There’s a “Luncheon and Tearoom” sign that’s equally wistful, leading not to the tantalising prospect of a London Underground-manufactured hot beverage, the tea leaves allowed to drip through roundel-shaped strainers, but instead to absolutely nowhere at all. The entrance is bricked in, and now houses automatic ticket machines. Meanwhile biscuit-coloured arches and panels in the ceiling, timber handrails, iron balustrades and over-the-top 1912 timestamps add to this bran tub of post-Edwardian-era fancies:

It *met*ters to meI vowed to myself I would get through this entry without any reference to Sherlock Holmes, and it looks like I might have made it. The trimmings that adorn Baker Street share with their gastronomical namesake an ability to enhance something that is already of substance. We might not make it into the sumptuous kitchenettes of Chiltern Court, let alone dine in the long-vanished restaurant visited by Betjeman in 1972. But to push this desperate simile even further, these are trimmings that linger on the palate and even, if you’re in the mood, bring a lump to the throat. Alimentary, you might say.

Plaque in business

Much ReveredMuch of the first incarnation of the Underground, like that of Doctor Who, was enthusiastically wiped from existence by subsequent generations of management bigwigs.

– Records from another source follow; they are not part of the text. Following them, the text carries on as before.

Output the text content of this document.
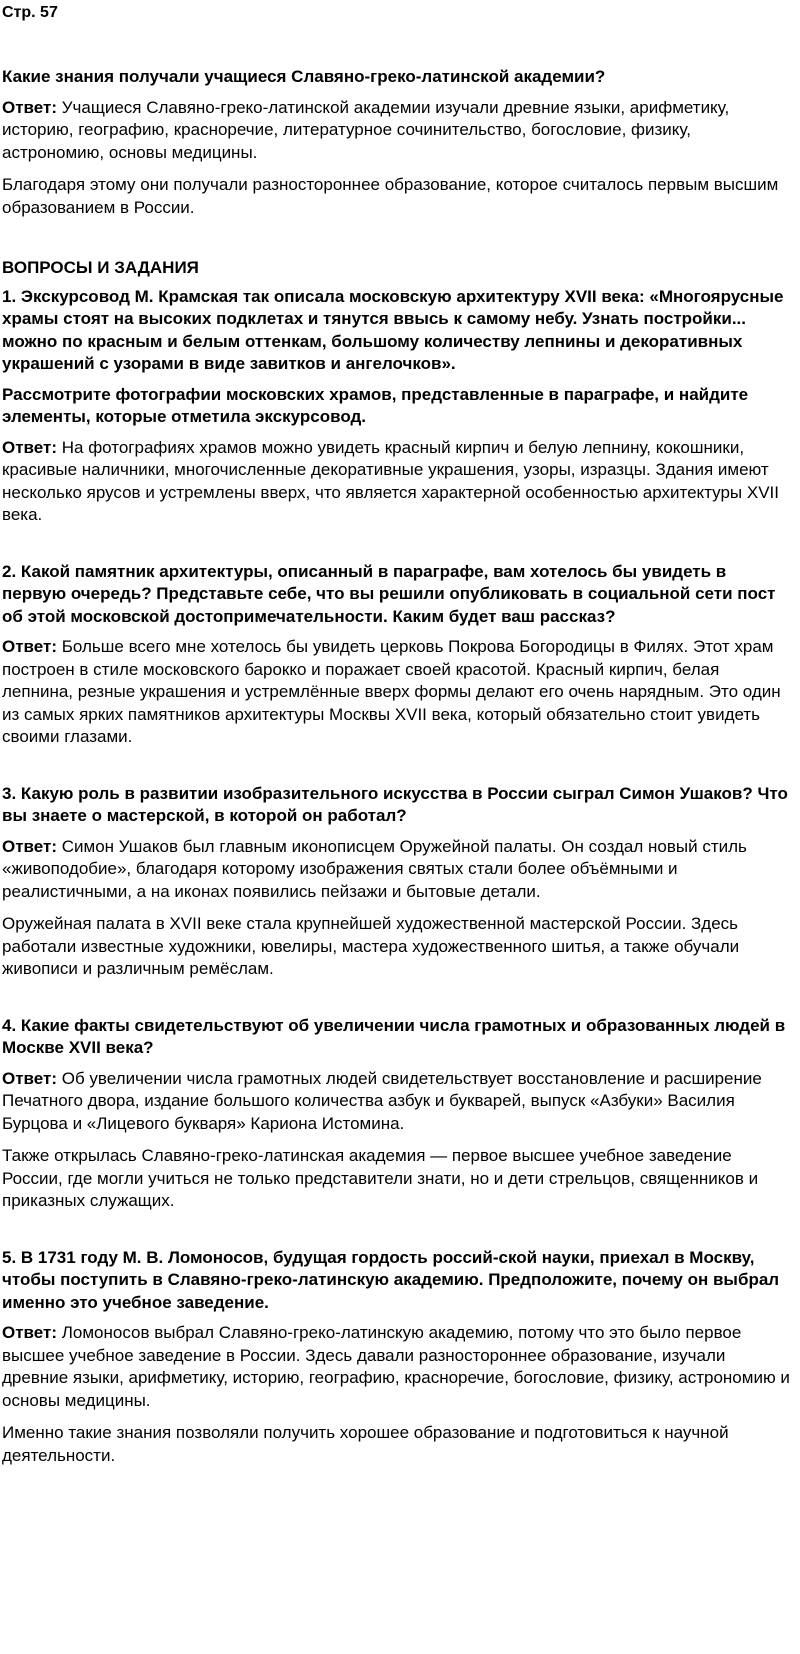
Стр. 57
Какие знания получали учащиеся Славяно-греко-латинской академии?
Ответ: Учащиеся Славяно-греко-латинской академии изучали древние языки, арифметику, историю, географию, красноречие, литературное сочинительство, богословие, физику, астрономию, основы медицины.
Благодаря этому они получали разностороннее образование, которое считалось первым высшим образованием в России.
ВОПРОСЫ И ЗАДАНИЯ
1. Экскурсовод М. Крамская так описала московскую архитектуру XVII века: «Многоярусные храмы стоят на высоких подклетах и тянутся ввысь к самому небу. Узнать постройки... можно по красным и белым оттенкам, большому количеству лепнины и декоративных украшений с узорами в виде завитков и ангелочков».
Рассмотрите фотографии московских храмов, представленные в параграфе, и найдите элементы, которые отметила экскурсовод.
Ответ: На фотографиях храмов можно увидеть красный кирпич и белую лепнину, кокошники, красивые наличники, многочисленные декоративные украшения, узоры, изразцы. Здания имеют несколько ярусов и устремлены вверх, что является характерной особенностью архитектуры XVII века.
2. Какой памятник архитектуры, описанный в параграфе, вам хотелось бы увидеть в первую очередь? Представьте себе, что вы решили опубликовать в социальной сети пост об этой московской достопримечательности. Каким будет ваш рассказ?
Ответ: Больше всего мне хотелось бы увидеть церковь Покрова Богородицы в Филях. Этот храм построен в стиле московского барокко и поражает своей красотой. Красный кирпич, белая лепнина, резные украшения и устремлённые вверх формы делают его очень нарядным. Это один из самых ярких памятников архитектуры Москвы XVII века, который обязательно стоит увидеть своими глазами.
3. Какую роль в развитии изобразительного искусства в России сыграл Симон Ушаков? Что вы знаете о мастерской, в которой он работал?
Ответ: Симон Ушаков был главным иконописцем Оружейной палаты. Он создал новый стиль «живоподобие», благодаря которому изображения святых стали более объёмными и реалистичными, а на иконах появились пейзажи и бытовые детали.
Оружейная палата в XVII веке стала крупнейшей художественной мастерской России. Здесь работали известные художники, ювелиры, мастера художественного шитья, а также обучали живописи и различным ремёслам.
4. Какие факты свидетельствуют об увеличении числа грамотных и образованных людей в Москве XVII века?
Ответ: Об увеличении числа грамотных людей свидетельствует восстановление и расширение Печатного двора, издание большого количества азбук и букварей, выпуск «Азбуки» Василия Бурцова и «Лицевого букваря» Кариона Истомина.
Также открылась Славяно-греко-латинская академия — первое высшее учебное заведение России, где могли учиться не только представители знати, но и дети стрельцов, священников и приказных служащих.
5. В 1731 году М. В. Ломоносов, будущая гордость россий-ской науки, приехал в Москву, чтобы поступить в Славяно-греко-латинскую академию. Предположите, почему он выбрал именно это учебное заведение.
Ответ: Ломоносов выбрал Славяно-греко-латинскую академию, потому что это было первое высшее учебное заведение в России. Здесь давали разностороннее образование, изучали древние языки, арифметику, историю, географию, красноречие, богословие, физику, астрономию и основы медицины.
Именно такие знания позволяли получить хорошее образование и подготовиться к научной деятельности.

In both cases, I’m not especially sorry. Those traces that survive of either institution reveal a rather overbearing, eccentric style that’s also massively fusty and profoundly inelegant. Only the stuff that lurked slightly out-of-sight was really that good.

Fortunately, unlike Doctor Who, bits of the first incarnation of the Underground don’t keep turning up in someone’s attic or in Zimbabwe.

High Street Kensington was first thrown up in 1868 as an enormous pile of pretension. Victorian railway architecture can be maddeningly inconsistent. How could they get the likes of King’s Cross and St Pancras so right, but something like this so wrong?

Thankfully it didn’t survive, regenerating in the first decade of the 20th century to become… a shopping arcade. But wait, because just above the entrance to the station, up in the ceiling, are some attractive motifs commemorating the change. Both the Metropolitan (pictured above) and District railways are honoured:

Definitely ReveredAlong with the year of the renovation:

It was a very good yearAnything like this, with the right dosage of peculiarity and charm to catch people’s eye and make them stop and stare, is a good thing. The motifs add a bit of substance to the otherwise wispy atmosphere of the arcade. If even one person has cause to ponder for a moment on the meaning of MR, DR or the significance of 1906, a job of work has been done.

As for the station looking bigger on the inside than the outside… hasn’t the Underground always had plenty of time for relative dimensions in space?